Ticiane acredita que sua arte sempre esteve atrelada a suas vontades, a busca por um lugar melhor para si e para seus pares. Cultivando em si mesma o poder trazido pela força da ancestralidade, a artista revela que lê sobre mulheres que a antecederam e, mesmo conseguindo sentir as angústias e violências sofridas, também consegue enxergar avanços e se apegar às possibilidades de entregar para próxima geração um passo mais adiante.
Quem também vive os desafios de ser uma mulher transfeminista é a atriz e escritora Isis Florescer. Ela tem semeado ensinamentos sobre letramento de gênero, visando educar e conscientizar para o respeito, a cidadania e a equidade, emancipando a sociedade para uma convivência pacífica.
De acordo com Isis, mesmo lidando com lutas constantes, felizmente as novas pesquisas têm incentivado e mostrado que muitas mulheres artistas contribuem historicamente no desenvolvimento das artes.

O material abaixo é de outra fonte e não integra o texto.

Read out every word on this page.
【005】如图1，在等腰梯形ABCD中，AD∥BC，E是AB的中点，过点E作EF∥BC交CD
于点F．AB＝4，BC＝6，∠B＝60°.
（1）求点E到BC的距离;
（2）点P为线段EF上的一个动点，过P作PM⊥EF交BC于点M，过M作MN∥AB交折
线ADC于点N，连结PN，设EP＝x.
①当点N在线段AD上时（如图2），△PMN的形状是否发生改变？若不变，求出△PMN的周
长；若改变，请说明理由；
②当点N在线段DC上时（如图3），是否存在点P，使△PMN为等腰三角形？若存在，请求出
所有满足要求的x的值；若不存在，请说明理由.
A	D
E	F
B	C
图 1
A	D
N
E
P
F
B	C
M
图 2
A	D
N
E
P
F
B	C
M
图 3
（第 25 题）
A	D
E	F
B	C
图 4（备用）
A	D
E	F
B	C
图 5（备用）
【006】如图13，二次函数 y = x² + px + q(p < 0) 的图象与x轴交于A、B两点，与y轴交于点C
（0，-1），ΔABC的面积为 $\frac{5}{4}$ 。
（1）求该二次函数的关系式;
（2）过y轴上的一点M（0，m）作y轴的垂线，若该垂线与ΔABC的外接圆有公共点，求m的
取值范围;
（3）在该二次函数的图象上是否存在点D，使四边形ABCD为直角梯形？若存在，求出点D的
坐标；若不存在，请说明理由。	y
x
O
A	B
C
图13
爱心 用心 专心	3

“Presenciamos, no último século 20 e agora no século 21, uma expansão das questões de gênero sendo debatida nas artes, pois a mulher passou a protagonizar os processos e os meios de criação. Deixou de ser apenas uma ‘musa inspiradora’ e passou a se engajar em todo o sistema da criação. Quando uma mulher ocupa um papel de relevância no segmento artístico, ela, por si só, já abre caminhos para que as questões de gênero venham para o centro do debate”, destacou.
Fundadora do Ateliê Ambrosina, artista visual e realizadora audiovisual, Bruca Teixeira vem através da arte proporcionando ações artísticas que vão além do cunho estético e promovem reflexões a partir das perspectivas de mulheres e pessoas LBTs.
“Minha arte vem de um ‘artivismo’, que é uma arte que movimenta o pensamento crítico, que de alguma maneira é atravessada por uma vontade de uma equidade de gênero e de visibilidade de questões que são muito caras para gente, que atravessam nossos corpos, como, por exemplo, a gordofobia, a lesbofoia, a questão das mulheres idosas e muito mais”, explicou.
Bruca afirma que a arte é uma revolução em sua vida e que, por meio dela, é possível desconstruir as corporalidades, os gêneros e construir novas narrativas, além de apresentar um novo modelo de mulher, gênero e sexualidade dentro do debate contemporâneo.
“Os espaços já são e estão sendo ocupados pela rebeldia de todas as mulheres que, durante muito tempo, ficaram fora da história da arte e dos espaços públicos de poder. A equidade de gênero dentro das artes, principalmente das visuais, que sempre tiveram como destaque os homens brancos e da elite, é algo que sempre nos foi silenciado e que nos importa, além de ser um grande vetor de mudança”, continua Bruca ela.
“Todo homem deve estar envolvido na quebra do machismo no nosso cotidiano, mas falar sobre isso em um lugar de poder e visibilidade, não. Esses lugares de fala devem ser ocupados por nós!”, conclui.